The nuclear process emits 2-6 grams of carbon equivalent per kilowatt-hour, while coal, oil and natural gas emit 100-360 grams of carbon per kilowatt-hour .
(actually thats The Age's paraphrase; hopefully they can report figures accurately).
After my last post, an anonymomous commenter pointed me to the opendemocracy posting which asserts that:
A complete life-cycle analysis shows that generating electricity from nuclear power emits 20-40% of the carbon dioxide per kiloWatt hour (kWh) of a gas-fired system when the whole system is taken into account.
Hmm... how do we reconcile these two estimates? Firstly gas is better than oil or coal so perhaps we can take the "100" from the first; but even then taking the "6" from the first and the lowest, 20%, from the second we have 6% compared to 20%, a factor of 3 disparity. Unfortunately the source for the second lot (http://www.oprit.rug.nl/deenen/) is currently offline.

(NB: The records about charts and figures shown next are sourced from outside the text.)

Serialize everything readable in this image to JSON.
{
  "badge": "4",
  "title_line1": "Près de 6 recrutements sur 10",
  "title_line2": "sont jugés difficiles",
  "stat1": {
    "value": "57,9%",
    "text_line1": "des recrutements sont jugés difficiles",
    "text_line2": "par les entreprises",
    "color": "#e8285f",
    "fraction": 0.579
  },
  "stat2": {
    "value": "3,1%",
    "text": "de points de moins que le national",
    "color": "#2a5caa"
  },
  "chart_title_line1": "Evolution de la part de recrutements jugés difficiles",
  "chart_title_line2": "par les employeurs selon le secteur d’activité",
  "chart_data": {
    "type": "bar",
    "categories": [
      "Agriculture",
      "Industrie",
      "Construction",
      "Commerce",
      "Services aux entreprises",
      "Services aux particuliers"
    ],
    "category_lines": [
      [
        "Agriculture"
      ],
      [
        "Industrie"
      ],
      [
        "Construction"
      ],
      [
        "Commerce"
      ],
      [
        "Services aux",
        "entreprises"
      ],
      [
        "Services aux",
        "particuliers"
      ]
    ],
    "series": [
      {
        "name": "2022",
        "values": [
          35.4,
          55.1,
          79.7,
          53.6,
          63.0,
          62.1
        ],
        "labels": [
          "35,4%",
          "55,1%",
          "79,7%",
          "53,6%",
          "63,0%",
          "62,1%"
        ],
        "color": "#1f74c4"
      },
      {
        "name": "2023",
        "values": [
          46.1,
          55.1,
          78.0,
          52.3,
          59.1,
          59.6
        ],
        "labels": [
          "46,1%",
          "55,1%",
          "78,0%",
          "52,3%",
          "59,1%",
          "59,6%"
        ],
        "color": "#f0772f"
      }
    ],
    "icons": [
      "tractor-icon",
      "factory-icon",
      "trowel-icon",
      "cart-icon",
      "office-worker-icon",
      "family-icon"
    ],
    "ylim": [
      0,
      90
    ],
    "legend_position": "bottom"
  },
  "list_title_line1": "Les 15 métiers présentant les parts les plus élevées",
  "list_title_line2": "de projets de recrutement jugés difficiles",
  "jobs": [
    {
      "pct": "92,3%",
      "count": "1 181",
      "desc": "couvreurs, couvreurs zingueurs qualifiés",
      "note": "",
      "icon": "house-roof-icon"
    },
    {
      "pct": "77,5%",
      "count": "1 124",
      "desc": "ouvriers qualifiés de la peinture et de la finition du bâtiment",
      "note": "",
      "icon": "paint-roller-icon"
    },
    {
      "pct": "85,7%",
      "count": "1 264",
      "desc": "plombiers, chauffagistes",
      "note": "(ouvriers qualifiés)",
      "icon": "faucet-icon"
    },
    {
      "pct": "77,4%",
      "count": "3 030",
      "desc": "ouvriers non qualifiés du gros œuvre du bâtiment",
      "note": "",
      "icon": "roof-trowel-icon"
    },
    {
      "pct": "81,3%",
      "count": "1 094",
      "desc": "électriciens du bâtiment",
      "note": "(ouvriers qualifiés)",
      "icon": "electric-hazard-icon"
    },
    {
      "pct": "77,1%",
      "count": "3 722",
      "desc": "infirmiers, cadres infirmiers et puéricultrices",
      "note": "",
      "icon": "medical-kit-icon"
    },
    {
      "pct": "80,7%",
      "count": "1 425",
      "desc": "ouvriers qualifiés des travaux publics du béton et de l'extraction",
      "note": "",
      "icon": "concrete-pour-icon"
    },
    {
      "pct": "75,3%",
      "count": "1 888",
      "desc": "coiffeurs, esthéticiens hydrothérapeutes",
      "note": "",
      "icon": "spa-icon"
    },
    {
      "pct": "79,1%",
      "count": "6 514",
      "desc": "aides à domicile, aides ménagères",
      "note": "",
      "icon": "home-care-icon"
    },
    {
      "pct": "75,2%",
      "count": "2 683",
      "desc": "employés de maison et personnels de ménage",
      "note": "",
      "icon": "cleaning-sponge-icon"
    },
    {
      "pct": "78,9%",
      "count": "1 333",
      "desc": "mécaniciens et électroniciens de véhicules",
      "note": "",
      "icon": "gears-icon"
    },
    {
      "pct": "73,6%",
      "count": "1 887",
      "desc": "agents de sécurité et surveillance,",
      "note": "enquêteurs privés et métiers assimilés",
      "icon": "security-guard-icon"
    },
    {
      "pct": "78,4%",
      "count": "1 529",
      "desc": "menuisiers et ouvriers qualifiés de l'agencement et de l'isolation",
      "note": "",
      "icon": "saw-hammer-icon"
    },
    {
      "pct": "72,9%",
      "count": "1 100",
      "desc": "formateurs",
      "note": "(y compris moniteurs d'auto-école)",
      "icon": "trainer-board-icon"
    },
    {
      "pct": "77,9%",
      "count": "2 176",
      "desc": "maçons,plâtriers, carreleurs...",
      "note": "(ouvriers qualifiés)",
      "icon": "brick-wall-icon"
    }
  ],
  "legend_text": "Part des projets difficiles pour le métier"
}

Based on a simple argument (I think most of the monetary costs of nukes is engineering and safety and disposal; if the CO2 costs were really 40% nukes would probably be even more uneconomic than they are) I'm disinclined to believe the second set. That doesn't mean I do believe the first, though.
I do agree with SB on the comments to my first post: that there are vast energy efficiency gains possible. BS's argument that nukes are too safe is worth reading too. But having said that, any other refs to nukes CO2 would be welcome.
Oh... and this *isn't* going to become an energy-sources blog... back to the science soon!